KAZAN, Russia (Reuters) - Divers searching the wreck of a Russian boat that sank in the Volga found several bodies, bringing the confirmed death toll to eight on Monday, while more than 100 people were missing and feared drowned.
A few dozen divers working with underwater searchlights combed the shifting hulk of the Bulgaria, a double-decked half-century-old boat survivors said listed to its side and sank in a matter of minutes on Sunday in a storm.
Eighty people were rescued, most of them climbing aboard a passing boat after more than an hour in the water, Emergency Situations Ministry spokeswoman Irina Andrianova said, but hopes that anyone else could have survived faded fast.
"According to the divers, the chances of finding anyone alive are minimal," she said.
As many as 60 of the passengers may have been children, Russian media reported, and survivors said some 30 children had gathered in a room near the stern of the ship to play just minutes before it sank.
Andrianova said 185 people were believed to have been on board, but the ministry's regional branch in Tatarstan later said the number was 199 including 18 unregistered passengers and that 79 people were rescued -- 56 passengers and 23 crew.
The bodies of five women, two men and a child had been recovered by 0400 GMT (5 a.m.
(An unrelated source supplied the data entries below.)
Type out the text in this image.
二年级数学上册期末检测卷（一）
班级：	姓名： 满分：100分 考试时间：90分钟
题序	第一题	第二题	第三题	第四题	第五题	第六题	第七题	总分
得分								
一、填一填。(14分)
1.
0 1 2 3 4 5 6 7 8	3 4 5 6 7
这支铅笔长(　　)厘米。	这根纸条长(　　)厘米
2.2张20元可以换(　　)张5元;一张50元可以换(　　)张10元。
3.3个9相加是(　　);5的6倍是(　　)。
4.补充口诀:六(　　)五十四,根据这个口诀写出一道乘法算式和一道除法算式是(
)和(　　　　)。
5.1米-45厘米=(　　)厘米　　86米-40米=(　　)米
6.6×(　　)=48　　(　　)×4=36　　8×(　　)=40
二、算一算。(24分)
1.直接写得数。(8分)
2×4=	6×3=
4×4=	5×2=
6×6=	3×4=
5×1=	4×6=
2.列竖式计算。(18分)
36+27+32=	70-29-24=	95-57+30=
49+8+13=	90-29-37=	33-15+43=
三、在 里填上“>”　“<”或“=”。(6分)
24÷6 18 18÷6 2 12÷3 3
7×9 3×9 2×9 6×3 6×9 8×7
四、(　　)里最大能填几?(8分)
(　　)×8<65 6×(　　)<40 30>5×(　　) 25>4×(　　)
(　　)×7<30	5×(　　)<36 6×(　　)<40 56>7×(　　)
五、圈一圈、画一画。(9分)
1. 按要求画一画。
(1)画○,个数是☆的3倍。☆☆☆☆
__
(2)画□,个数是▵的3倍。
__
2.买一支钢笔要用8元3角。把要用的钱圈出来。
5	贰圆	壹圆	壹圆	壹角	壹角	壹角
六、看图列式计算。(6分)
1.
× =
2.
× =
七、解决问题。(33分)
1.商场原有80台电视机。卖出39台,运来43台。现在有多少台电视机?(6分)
British time) on Monday, said a spokesman for the ministry's branch in Tatarstan, where the boat sank 3 km (2 miles) from shore in a broad section of the Volga river.
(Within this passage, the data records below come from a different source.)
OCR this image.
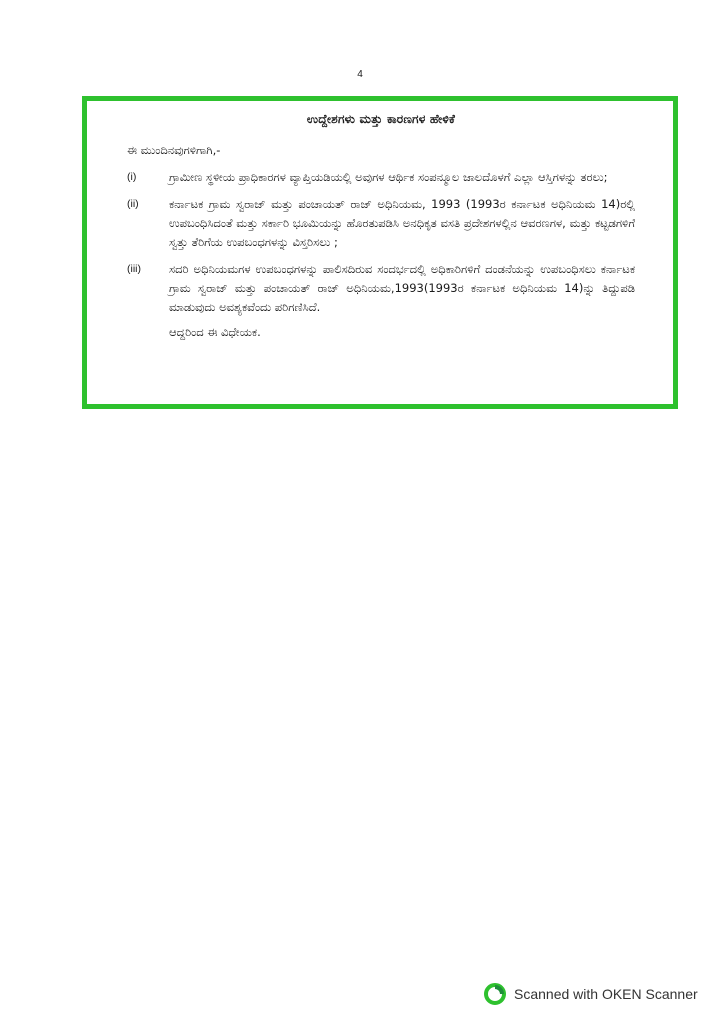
4
ಉದ್ದೇಶಗಳು ಮತ್ತು ಕಾರಣಗಳ ಹೇಳಿಕೆ
ಈ ಮುಂದಿನವುಗಳಿಗಾಗಿ,-
(i)	ಗ್ರಾಮೀಣ ಸ್ಥಳೀಯ ಪ್ರಾಧಿಕಾರಗಳ ವ್ಯಾಪ್ತಿಯಡಿಯಲ್ಲಿ ಅವುಗಳ ಆರ್ಥಿಕ ಸಂಪನ್ಮೂಲ ಜಾಲದೊಳಗೆ ಎಲ್ಲಾ ಆಸ್ತಿಗಳನ್ನು ತರಲು;
(ii)	ಕರ್ನಾಟಕ ಗ್ರಾಮ ಸ್ವರಾಜ್ ಮತ್ತು ಪಂಚಾಯತ್ ರಾಜ್ ಅಧಿನಿಯಮ, 1993 (1993ರ ಕರ್ನಾಟಕ ಅಧಿನಿಯಮ 14)ರಲ್ಲಿ ಉಪಬಂಧಿಸಿದಂತೆ ಮತ್ತು ಸರ್ಕಾರಿ ಭೂಮಿಯನ್ನು ಹೊರತುಪಡಿಸಿ ಅನಧಿಕೃತ ವಸತಿ ಪ್ರದೇಶಗಳಲ್ಲಿನ ಆವರಣಗಳ, ಮತ್ತು ಕಟ್ಟಡಗಳಿಗೆ ಸ್ವತ್ತು ತೆರಿಗೆಯ ಉಪಬಂಧಗಳನ್ನು ವಿಸ್ತರಿಸಲು ;
(iii)	ಸದರಿ ಅಧಿನಿಯಮಗಳ ಉಪಬಂಧಗಳನ್ನು ಪಾಲಿಸದಿರುವ ಸಂದರ್ಭದಲ್ಲಿ ಅಧಿಕಾರಿಗಳಿಗೆ ದಂಡನೆಯನ್ನು ಉಪಬಂಧಿಸಲು ಕರ್ನಾಟಕ ಗ್ರಾಮ ಸ್ವರಾಜ್ ಮತ್ತು ಪಂಚಾಯತ್ ರಾಜ್ ಅಧಿನಿಯಮ,1993(1993ರ ಕರ್ನಾಟಕ ಅಧಿನಿಯಮ 14)ನ್ನು ತಿದ್ದುಪಡಿ ಮಾಡುವುದು ಅವಶ್ಯಕವೆಂದು ಪರಿಗಣಿಸಿದೆ.
ಆದ್ದರಿಂದ ಈ ವಿಧೇಯಕ.
Scanned with OKEN Scanner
The top Volga district emergency official, Igor Panshin, said bodies could be seen in the 56-year-old pleasure craft's restaurants and the hold. Citing survivors, he said the boat sank in about eight minutes.
There were sobs of relief as anxious relatives greeted survivors who were rescued by the passing boat and brought to the port in Kazan, Tatarstan's capital, late on Sunday.
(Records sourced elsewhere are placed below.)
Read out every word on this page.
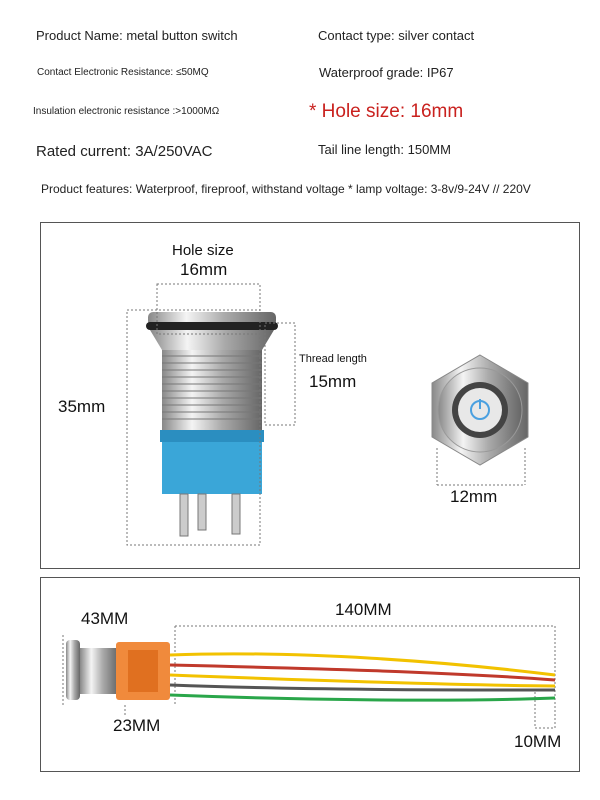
Product Name: metal button switch	Contact type: silver contact
Contact Electronic Resistance: ≤50MQ	Waterproof grade: IP67
Insulation electronic resistance :>1000MΩ	* Hole size: 16mm
Rated current: 3A/250VAC	Tail line length: 150MM
Product features: Waterproof, fireproof, withstand voltage * lamp voltage: 3-8v/9-24V // 220V
Hole size
16mm
35mm
Thread length
15mm
12mm
43MM	140MM
23MM
10MM
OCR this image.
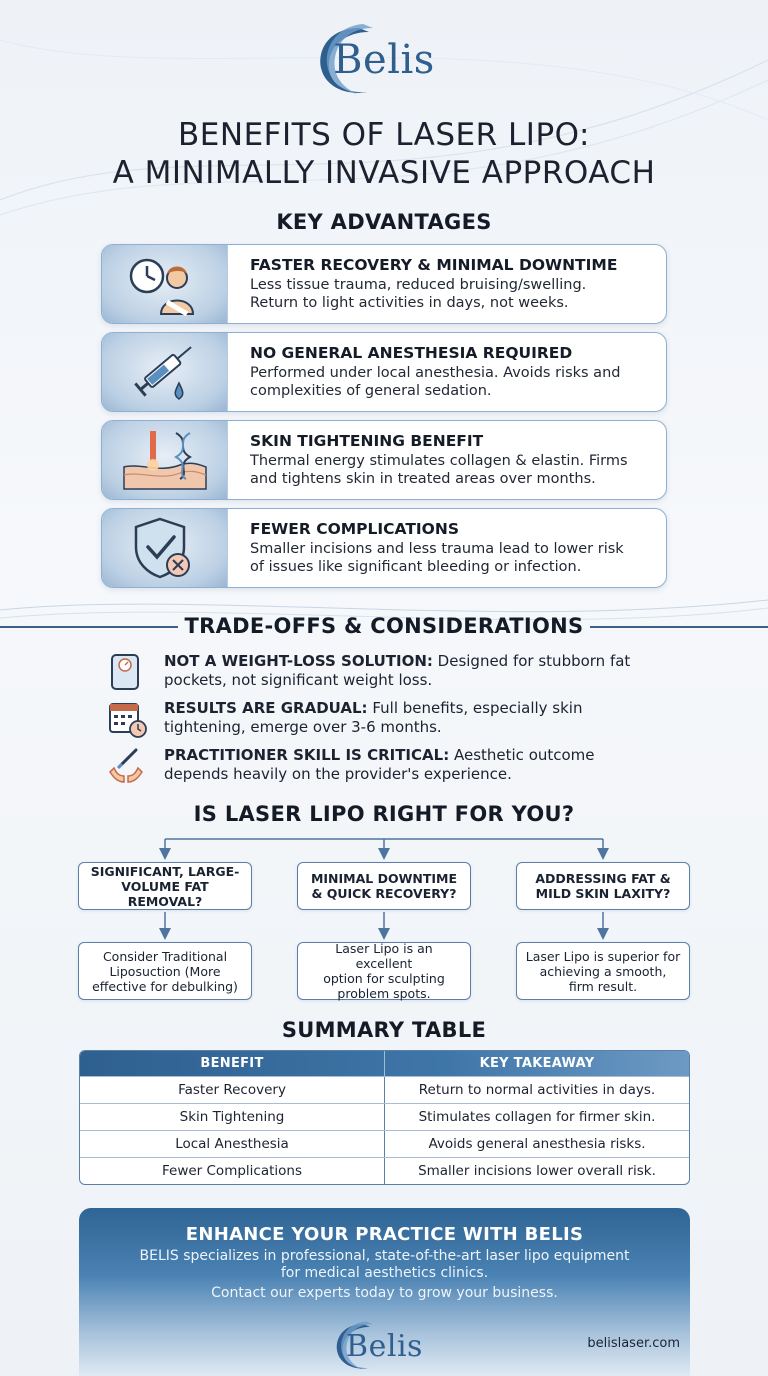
Belis
BENEFITS OF LASER LIPO:
A MINIMALLY INVASIVE APPROACH
KEY ADVANTAGES
FASTER RECOVERY & MINIMAL DOWNTIME
Less tissue trauma, reduced bruising/swelling.
Return to light activities in days, not weeks.
NO GENERAL ANESTHESIA REQUIRED
Performed under local anesthesia. Avoids risks and
complexities of general sedation.
SKIN TIGHTENING BENEFIT
Thermal energy stimulates collagen & elastin. Firms
and tightens skin in treated areas over months.
FEWER COMPLICATIONS
Smaller incisions and less trauma lead to lower risk
of issues like significant bleeding or infection.
TRADE-OFFS & CONSIDERATIONS
NOT A WEIGHT-LOSS SOLUTION: Designed for stubborn fat
pockets, not significant weight loss.
RESULTS ARE GRADUAL: Full benefits, especially skin
tightening, emerge over 3-6 months.
PRACTITIONER SKILL IS CRITICAL: Aesthetic outcome
depends heavily on the provider's experience.
IS LASER LIPO RIGHT FOR YOU?
SIGNIFICANT, LARGE-
VOLUME FAT REMOVAL?
MINIMAL DOWNTIME
& QUICK RECOVERY?
ADDRESSING FAT &
MILD SKIN LAXITY?
Consider Traditional
Liposuction (More
effective for debulking)
Laser Lipo is an excellent
option for sculpting
problem spots.
Laser Lipo is superior for
achieving a smooth,
firm result.
SUMMARY TABLE
BENEFIT	KEY TAKEAWAY
Faster Recovery	Return to normal activities in days.
Skin Tightening	Stimulates collagen for firmer skin.
Local Anesthesia	Avoids general anesthesia risks.
Fewer Complications	Smaller incisions lower overall risk.
ENHANCE YOUR PRACTICE WITH BELIS
BELIS specializes in professional, state-of-the-art laser lipo equipment
for medical aesthetics clinics.
Contact our experts today to grow your business.
Belis	belislaser.com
"The child is back there," one man cried, wailing with grief as he hugged a woman.
One woman told state-run Rossiya-24 television she lost her grip on her daughter as they struggled to escape.
"Practically no children made it out," the woman said. "There were very many children on the boat, very many."
President Dmitry Medvedev ordered investigators to determine the cause of the disaster and find out who was to blame. Russian media reports focussed on the age of the boat, built in 1955 in what was then Czechoslovakia.
Prosecutors opened a criminal investigation on suspicion of violating rules on the use of watercraft, which could cover anything from poor navigation to failure to maintain the boat in a safe condition.
Cruises on the Volga, which cuts through the heart of Russia hundreds of kilometres east of Moscow and drains into the Caspian Sea, are popular among Russians and foreigners.
The Bulgaria had taken its passengers from Kazak to a town down river on Saturday and was returning when it sank in 20-metre-deep water.